Let us define the following Bellman error, which quantifies the discrepancy between the estimated value and the expected value in the Bellman equation, serving as a measure of the quality of the approximate solution:

E_{c} (ℏ) = π \hat{L} (ℏ) - [\hat{L} (ℏ - 1) - M (ℏ)]

(13)

where $\hat{L} (ℏ)$ is the estimation of $L (ℏ)$ , and $J_{c} (ℏ) = (1 / 2) E_{c}^{2} (ℏ)$ is defined as a quadratic cost function to judge the control performacne of designed RL control algorithm.
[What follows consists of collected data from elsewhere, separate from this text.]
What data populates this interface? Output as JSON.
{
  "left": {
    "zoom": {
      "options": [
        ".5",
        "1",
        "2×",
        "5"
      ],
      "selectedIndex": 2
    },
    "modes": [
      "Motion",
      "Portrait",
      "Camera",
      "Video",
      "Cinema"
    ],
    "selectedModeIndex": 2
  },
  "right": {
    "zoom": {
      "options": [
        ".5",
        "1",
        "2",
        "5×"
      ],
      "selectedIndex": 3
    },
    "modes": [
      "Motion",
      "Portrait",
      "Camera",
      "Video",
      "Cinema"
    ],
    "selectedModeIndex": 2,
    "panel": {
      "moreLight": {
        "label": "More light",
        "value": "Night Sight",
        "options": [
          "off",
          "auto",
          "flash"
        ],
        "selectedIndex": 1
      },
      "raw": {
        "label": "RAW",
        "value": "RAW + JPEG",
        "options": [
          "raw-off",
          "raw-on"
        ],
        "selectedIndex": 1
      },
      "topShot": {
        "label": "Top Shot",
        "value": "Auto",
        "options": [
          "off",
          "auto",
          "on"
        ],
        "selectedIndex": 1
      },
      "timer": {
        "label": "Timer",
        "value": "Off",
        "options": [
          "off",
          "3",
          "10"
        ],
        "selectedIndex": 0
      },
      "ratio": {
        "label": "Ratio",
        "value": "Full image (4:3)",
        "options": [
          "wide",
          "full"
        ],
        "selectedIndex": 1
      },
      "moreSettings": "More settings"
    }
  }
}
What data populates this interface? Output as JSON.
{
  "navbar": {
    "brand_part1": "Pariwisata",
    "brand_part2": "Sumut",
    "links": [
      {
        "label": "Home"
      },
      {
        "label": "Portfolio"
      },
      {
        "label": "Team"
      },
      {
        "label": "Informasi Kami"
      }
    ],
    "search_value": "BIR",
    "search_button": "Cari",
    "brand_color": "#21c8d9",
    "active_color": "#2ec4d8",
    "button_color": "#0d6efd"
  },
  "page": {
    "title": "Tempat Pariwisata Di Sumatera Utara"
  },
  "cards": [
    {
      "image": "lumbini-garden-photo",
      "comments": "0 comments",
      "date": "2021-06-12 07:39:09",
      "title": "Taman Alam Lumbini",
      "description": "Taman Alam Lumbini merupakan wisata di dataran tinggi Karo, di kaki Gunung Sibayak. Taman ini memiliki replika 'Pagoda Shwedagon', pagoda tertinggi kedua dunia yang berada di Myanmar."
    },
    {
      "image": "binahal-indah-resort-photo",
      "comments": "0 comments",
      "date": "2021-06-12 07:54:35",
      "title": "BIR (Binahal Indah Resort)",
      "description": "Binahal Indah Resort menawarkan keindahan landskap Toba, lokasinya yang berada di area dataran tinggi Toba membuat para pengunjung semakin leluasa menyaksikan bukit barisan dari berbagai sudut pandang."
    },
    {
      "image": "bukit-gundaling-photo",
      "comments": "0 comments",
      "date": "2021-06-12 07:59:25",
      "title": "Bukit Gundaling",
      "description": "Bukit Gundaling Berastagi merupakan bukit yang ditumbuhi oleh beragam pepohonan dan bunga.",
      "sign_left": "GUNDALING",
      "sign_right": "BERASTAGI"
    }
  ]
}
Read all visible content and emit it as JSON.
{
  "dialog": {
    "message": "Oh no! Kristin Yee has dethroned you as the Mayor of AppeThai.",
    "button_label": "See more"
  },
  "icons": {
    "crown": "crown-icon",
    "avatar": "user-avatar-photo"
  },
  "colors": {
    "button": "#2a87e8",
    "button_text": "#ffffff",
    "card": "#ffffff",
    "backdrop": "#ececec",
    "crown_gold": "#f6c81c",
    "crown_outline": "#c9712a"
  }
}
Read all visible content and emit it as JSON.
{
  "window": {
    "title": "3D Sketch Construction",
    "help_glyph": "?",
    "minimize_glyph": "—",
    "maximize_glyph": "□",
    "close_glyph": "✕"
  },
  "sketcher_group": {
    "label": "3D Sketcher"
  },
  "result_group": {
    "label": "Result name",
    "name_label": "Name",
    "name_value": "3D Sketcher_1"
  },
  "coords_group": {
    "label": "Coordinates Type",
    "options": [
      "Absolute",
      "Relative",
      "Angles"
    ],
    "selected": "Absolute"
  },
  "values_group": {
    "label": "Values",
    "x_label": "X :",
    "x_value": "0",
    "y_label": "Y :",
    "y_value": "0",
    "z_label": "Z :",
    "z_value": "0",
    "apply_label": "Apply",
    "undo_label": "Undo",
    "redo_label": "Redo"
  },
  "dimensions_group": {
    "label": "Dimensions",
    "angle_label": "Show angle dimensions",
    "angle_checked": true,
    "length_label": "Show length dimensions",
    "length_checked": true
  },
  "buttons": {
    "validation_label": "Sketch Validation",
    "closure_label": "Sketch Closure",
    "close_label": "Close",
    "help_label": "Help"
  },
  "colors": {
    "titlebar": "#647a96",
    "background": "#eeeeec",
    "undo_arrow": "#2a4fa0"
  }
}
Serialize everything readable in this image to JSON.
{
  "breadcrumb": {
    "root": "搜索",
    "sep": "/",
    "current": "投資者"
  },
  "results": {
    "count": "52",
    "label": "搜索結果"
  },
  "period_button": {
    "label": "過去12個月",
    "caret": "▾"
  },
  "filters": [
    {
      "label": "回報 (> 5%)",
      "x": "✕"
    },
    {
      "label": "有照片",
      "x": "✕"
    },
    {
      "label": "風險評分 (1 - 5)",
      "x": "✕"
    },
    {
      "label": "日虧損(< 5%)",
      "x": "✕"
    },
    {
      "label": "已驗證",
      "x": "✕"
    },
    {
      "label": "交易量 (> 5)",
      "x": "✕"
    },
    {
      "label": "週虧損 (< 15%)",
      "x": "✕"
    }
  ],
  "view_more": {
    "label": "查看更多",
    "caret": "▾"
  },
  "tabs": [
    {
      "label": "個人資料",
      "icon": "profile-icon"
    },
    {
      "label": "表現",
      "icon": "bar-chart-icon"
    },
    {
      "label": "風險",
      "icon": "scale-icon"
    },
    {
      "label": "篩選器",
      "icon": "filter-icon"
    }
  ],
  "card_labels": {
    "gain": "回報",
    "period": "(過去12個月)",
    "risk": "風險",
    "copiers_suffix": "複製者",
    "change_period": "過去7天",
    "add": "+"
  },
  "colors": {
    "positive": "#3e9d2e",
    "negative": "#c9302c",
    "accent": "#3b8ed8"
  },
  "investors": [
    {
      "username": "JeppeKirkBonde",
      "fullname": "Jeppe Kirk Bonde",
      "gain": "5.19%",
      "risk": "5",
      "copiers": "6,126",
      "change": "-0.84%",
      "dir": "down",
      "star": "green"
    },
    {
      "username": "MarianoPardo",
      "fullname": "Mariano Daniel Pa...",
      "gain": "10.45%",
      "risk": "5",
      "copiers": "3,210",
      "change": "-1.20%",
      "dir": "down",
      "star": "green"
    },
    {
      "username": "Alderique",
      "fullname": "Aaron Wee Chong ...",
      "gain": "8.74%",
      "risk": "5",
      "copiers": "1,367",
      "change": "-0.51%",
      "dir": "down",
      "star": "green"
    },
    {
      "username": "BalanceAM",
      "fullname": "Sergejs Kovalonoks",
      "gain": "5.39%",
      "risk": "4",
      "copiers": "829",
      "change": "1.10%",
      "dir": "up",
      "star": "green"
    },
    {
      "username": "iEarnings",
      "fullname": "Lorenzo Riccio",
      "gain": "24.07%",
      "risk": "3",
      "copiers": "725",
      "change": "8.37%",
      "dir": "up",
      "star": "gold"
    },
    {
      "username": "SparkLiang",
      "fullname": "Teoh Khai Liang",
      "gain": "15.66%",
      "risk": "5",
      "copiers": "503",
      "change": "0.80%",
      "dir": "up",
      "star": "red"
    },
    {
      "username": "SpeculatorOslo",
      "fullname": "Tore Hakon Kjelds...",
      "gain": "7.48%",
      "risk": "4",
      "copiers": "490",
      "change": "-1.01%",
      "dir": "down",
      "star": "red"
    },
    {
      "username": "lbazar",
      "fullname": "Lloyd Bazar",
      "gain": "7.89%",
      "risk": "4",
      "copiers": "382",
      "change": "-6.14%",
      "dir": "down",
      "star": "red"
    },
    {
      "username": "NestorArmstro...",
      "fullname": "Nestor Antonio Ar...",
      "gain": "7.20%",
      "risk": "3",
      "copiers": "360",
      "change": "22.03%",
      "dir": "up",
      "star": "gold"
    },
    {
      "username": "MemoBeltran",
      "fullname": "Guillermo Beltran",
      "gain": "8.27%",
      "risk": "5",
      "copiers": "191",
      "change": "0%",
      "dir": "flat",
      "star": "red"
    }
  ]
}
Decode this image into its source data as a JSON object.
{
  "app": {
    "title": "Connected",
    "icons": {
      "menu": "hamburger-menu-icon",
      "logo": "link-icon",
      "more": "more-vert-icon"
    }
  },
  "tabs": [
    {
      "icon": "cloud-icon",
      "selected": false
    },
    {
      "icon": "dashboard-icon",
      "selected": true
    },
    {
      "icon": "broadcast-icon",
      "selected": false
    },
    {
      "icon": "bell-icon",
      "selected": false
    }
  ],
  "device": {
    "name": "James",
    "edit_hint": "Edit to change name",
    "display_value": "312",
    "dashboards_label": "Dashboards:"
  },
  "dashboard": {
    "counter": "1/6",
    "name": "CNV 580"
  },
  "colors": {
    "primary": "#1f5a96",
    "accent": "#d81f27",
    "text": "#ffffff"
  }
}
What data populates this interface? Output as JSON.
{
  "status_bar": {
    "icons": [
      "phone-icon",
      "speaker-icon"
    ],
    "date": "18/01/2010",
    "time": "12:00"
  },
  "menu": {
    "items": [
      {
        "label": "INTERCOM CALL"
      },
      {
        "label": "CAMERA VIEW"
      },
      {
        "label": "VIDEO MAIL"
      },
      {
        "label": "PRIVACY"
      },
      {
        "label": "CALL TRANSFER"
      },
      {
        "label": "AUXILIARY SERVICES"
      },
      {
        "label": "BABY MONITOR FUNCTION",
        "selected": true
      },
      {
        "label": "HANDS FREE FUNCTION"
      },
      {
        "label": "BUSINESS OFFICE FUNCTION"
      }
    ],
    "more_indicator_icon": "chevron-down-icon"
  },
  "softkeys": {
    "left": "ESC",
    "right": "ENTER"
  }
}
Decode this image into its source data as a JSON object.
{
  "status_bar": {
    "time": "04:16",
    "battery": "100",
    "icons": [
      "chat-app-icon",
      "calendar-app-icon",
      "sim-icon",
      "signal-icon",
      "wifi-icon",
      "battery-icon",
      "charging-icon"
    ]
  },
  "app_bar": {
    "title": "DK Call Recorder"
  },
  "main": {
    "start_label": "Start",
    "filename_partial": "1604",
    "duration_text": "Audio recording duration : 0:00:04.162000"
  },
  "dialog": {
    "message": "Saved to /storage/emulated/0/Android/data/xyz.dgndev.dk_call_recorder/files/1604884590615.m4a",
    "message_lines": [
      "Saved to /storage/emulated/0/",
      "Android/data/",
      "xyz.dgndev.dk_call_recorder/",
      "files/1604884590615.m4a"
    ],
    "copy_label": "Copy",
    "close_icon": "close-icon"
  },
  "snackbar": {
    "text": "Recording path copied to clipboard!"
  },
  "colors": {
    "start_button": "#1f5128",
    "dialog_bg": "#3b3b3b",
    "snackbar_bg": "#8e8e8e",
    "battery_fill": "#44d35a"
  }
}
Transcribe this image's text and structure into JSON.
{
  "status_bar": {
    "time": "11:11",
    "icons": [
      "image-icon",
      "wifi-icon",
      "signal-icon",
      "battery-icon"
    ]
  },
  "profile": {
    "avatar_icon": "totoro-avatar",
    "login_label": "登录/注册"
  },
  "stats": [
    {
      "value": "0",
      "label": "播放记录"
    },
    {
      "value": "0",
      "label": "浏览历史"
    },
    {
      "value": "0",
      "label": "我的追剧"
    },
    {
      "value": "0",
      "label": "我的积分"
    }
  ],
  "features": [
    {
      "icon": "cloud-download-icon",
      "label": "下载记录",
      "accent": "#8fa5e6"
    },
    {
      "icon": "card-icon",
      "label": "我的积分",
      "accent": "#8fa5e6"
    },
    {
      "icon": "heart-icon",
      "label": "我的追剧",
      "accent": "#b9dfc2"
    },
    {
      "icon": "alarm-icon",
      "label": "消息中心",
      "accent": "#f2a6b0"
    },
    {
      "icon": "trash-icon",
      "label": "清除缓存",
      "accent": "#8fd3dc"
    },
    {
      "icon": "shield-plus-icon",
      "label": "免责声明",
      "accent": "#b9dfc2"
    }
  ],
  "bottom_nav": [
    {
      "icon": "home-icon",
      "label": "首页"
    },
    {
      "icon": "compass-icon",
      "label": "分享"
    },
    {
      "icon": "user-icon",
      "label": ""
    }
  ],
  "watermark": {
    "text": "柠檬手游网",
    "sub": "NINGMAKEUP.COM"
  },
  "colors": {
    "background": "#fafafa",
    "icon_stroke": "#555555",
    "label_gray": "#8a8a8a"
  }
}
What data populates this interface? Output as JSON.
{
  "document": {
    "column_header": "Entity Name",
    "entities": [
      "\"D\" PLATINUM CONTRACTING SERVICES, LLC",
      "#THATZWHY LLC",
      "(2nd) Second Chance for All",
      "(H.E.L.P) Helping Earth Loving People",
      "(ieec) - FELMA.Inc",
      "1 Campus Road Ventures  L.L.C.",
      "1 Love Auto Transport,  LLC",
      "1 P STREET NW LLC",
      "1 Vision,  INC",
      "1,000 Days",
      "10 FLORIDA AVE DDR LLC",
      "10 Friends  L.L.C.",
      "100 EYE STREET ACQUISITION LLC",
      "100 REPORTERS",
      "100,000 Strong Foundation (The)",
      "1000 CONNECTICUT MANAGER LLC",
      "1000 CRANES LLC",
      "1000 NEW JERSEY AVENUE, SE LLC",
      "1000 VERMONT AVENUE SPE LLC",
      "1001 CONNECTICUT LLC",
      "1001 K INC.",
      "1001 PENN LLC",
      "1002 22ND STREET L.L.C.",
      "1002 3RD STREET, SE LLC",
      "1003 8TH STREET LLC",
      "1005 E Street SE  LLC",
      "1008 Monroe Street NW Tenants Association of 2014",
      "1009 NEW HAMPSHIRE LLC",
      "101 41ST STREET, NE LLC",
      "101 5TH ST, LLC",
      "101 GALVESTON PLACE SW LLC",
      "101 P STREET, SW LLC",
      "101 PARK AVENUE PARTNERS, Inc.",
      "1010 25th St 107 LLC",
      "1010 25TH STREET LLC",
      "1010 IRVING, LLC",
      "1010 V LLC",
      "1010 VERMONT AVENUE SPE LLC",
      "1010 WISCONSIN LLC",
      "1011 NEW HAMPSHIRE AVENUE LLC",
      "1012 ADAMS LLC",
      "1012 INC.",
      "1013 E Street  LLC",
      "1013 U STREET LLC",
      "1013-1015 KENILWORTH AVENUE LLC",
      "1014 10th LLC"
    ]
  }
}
By means of the gradient descent method, the update law for ${\hat{Θ}}_{c} (ℏ)$ is designed as follows:

{\hat{Θ}}_{c} (ℏ + 1) = {\hat{Θ}}_{c} (ℏ) - μ_{c} Φ_{c} (ℏ) [β \hat{L} (ℏ) - \hat{L} (ℏ - 1) + M (ℏ)]

(14)

In the upcoming content, a comprehensive exploration is undertaken to delve into the intricacies involved in formulating the backstepping RL mechanism for the purpose of designing advanced controllers:

Step 1: Define $e_{1} (ℏ + 2) = x_{1} (ℏ + 2) - y_{d} (ℏ + 2)$ and $e_{2} (ℏ + 1) = x_{2} (ℏ + 1) - α_{1} (ℏ)$ from the UAVs system (9), and it yields

\begin{array}{l} e_{1} (ℏ + 2) = g_{1} ({\bar{x}}_{2} (ℏ + 1)) [(\frac{f_{1} ({\bar{x}}_{2} (ℏ + 1)}{g_{1} ({\bar{x}}_{2} (ℏ + 1)} - \frac{y_{d} (ℏ + 2)}{g_{1} ({\bar{x}}_{2} (ℏ + 1)} \\ + y_{d} (ℏ + 2)) + α_{1} (ℏ) + e_{2} (ℏ + 1) - y_{d} (ℏ + 2)] \end{array}

(15)

where $α_{1} (ℏ)$ is the virtual controller. ${\bar{x}}_{2} (ℏ) = {[x_{1} (ℏ), x_{2} (ℏ)]}^{T}$ .

Define

Ξ_{1} (ℏ) = - \frac{f_{1} ({\bar{x}}_{2} (ℏ + 1)}{g_{1} ({\bar{x}}_{2} (ℏ + 1)} + \frac{y_{d} (ℏ + 2)}{g_{1} ({\bar{x}}_{2} (ℏ + 1)} - y_{d} (ℏ + 2)

(16)

The elusive function $Ξ_{1} (ℏ)$ is approximated through the utilization of a RBFNN, thereby enabling us to establish an estimation for this function:

Ξ_{1} (ℏ) = Θ_{1}^{T} (ℏ) Φ_{1} (ς_{1} (ℏ)) + ε_{1} (ℏ)

(17)

where $Θ_{1} (ℏ) = [Θ_{1, 1} (ℏ), Θ_{1, 2} (ℏ), \dots, Θ_{1, l} (ℏ)]^{T}$ is the ideal weight vector, and suppose $‖ Θ_{1} (ℏ) ‖ \leq {\bar{Θ}}_{1}$ and $| ε_{1} (ℏ) | \leq {\bar{ε}}_{1}$ with ${\bar{Θ}}_{1}$ and ${\bar{ε}}_{1}$ are unknown positive constants. $ς_{1} (ℏ) = {[x_{1} (ℏ + 1), x_{2} (ℏ + 1), y_{d} (ℏ + 2)]}^{T}$ . The utilization of conventional adaptive methods unavoidably triggers computationally intensive real-time calculations, given the necessity to estimate multiple unknown weight parameters within the neural network. To address this concern, the adaptive updating mechanism for these multiple neural network weight parameters is constructed using the norm estimation strategy (MLP technologies).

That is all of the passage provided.